I don’t even know what I’m feeling really. This is the first birthday in memory, maybe ever since childhood, that isn’t fraught in some way. The biggest stress in my life right now is upstairs neighbours who are occasionally noisy. Being nervous about my life’s dream coming to life; about being live on the radio. But I fantasized about that for years, thought longingly about it, did a crappy internship in Berlin at a jazz radio station just to be NEAR radio. And I transfer my stress onto things that should bring me joy. This is my greatest stress right now, this joy that is in my lap. And when I look at it it’s easy to see that it’s fear of failing that is the real stress. Of course.
This year, my last year in my thirties, is about reaching goals. Or setting new ones. But leaving the past in the past. Enough years have been spent dragging those past hurts along with me, wearing them like some armour. I refuse to bring that weight into my next decade, into the next stage of my life.
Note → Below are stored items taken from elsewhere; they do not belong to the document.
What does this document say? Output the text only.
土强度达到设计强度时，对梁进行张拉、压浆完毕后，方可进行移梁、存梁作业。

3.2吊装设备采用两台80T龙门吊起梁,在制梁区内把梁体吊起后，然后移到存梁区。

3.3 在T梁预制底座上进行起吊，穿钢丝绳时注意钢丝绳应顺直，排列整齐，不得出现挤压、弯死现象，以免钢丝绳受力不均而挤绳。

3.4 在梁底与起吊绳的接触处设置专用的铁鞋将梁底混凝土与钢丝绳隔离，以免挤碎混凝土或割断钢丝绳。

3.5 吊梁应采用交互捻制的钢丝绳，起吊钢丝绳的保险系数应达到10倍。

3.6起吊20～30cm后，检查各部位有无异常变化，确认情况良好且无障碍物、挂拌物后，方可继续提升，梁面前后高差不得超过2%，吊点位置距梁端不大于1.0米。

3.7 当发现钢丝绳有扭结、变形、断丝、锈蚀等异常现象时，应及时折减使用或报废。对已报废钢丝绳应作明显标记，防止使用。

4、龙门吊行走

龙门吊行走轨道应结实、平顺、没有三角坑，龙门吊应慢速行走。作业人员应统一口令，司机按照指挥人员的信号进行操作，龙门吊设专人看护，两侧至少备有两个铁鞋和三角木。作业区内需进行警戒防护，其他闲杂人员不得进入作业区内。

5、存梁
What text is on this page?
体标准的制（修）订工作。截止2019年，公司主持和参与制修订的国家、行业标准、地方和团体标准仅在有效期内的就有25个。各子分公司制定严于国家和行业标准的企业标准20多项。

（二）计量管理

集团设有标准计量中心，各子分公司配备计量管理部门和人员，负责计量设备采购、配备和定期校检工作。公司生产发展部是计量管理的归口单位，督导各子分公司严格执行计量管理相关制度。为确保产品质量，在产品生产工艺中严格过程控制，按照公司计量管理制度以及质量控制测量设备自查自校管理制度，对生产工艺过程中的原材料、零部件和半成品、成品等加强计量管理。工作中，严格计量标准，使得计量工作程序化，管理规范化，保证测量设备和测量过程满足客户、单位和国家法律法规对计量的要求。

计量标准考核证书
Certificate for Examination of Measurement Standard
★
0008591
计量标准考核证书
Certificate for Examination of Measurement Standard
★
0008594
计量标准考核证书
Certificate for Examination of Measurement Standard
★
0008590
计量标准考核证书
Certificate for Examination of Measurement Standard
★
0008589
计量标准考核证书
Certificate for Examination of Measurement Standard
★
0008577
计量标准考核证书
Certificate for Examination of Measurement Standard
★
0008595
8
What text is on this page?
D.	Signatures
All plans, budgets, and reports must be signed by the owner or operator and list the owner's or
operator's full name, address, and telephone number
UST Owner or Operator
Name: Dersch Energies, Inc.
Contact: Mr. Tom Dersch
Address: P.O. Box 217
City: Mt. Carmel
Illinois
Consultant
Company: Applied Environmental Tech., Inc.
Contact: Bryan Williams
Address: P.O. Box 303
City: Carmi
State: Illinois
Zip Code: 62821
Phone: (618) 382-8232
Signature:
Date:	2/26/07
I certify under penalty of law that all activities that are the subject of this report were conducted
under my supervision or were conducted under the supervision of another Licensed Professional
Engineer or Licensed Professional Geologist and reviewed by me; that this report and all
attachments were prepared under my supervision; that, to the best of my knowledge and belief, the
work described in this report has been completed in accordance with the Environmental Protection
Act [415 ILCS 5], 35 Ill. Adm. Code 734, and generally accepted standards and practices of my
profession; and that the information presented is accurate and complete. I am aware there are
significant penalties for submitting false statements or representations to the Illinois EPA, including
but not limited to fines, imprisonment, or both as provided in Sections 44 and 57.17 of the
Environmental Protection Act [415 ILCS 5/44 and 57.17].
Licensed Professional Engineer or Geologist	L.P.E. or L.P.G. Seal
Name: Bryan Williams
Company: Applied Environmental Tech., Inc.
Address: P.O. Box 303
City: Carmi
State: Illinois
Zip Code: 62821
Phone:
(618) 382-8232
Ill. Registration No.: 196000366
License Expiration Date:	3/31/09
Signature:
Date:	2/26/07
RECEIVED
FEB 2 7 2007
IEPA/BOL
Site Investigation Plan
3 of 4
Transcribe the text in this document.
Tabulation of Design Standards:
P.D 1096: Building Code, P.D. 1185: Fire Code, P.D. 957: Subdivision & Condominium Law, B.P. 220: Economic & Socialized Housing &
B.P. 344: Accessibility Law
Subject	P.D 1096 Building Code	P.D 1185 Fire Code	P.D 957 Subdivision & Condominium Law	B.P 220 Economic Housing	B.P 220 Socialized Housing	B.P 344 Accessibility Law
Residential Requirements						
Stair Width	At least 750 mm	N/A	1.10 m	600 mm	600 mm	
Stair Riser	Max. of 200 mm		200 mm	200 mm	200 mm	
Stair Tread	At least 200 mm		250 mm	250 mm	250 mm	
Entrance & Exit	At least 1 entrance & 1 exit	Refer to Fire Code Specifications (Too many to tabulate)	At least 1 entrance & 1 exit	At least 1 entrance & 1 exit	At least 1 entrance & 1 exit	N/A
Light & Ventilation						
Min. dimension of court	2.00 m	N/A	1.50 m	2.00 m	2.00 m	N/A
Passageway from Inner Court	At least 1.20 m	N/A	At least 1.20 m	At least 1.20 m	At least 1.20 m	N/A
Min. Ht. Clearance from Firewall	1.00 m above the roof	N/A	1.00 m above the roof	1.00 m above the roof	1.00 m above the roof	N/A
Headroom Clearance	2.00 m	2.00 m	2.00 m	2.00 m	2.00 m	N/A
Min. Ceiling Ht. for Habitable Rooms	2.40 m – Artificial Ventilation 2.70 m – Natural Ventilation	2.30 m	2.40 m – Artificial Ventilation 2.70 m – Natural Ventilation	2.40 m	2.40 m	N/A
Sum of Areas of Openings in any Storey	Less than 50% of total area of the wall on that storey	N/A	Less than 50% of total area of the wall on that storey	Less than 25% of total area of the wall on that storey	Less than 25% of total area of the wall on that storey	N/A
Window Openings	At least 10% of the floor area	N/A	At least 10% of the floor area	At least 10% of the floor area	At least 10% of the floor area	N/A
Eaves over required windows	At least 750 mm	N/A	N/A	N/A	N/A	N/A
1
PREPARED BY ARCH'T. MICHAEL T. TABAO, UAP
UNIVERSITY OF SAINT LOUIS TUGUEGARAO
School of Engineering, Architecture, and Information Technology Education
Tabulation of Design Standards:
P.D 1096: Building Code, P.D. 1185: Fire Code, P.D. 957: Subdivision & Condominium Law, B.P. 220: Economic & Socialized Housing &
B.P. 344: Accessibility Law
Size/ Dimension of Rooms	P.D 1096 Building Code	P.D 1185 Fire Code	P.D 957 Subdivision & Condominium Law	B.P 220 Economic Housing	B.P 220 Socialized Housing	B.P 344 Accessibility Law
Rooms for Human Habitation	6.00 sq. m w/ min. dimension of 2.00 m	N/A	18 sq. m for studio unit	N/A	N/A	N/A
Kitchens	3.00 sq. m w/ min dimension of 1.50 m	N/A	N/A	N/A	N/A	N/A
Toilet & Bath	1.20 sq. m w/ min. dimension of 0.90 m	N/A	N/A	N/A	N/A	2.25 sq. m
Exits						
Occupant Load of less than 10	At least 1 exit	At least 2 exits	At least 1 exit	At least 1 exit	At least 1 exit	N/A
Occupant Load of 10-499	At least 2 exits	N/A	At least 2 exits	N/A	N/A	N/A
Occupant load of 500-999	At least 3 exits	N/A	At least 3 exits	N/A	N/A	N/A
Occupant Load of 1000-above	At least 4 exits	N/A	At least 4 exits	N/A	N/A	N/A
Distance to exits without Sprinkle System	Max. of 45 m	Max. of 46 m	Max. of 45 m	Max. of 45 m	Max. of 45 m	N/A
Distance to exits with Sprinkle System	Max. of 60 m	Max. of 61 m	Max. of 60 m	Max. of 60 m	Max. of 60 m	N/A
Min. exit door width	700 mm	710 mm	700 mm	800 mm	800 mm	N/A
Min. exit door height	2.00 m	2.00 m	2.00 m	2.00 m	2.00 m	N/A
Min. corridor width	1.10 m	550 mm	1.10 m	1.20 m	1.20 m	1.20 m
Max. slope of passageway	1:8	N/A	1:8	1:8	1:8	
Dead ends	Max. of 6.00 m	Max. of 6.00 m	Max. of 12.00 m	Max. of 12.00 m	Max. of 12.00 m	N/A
I accept what has been for what it was, and I let it go. I accept what is, too, what is out of my control, and what I can control.
Most of all, I will no longer accept negativity in my life. Negative people who want to bring me down. Negative situations. And my own tendency to put a negative spin on things. I will no longer entertain things, people and thoughts that don’t serve me.
I have been in hiding my whole life. I now vow—or vow to try my hardest to—as I enter the final stretch toward my forties and “real” adulthood, to just be myself. Unapologetically, unflinchingly, relentlessly.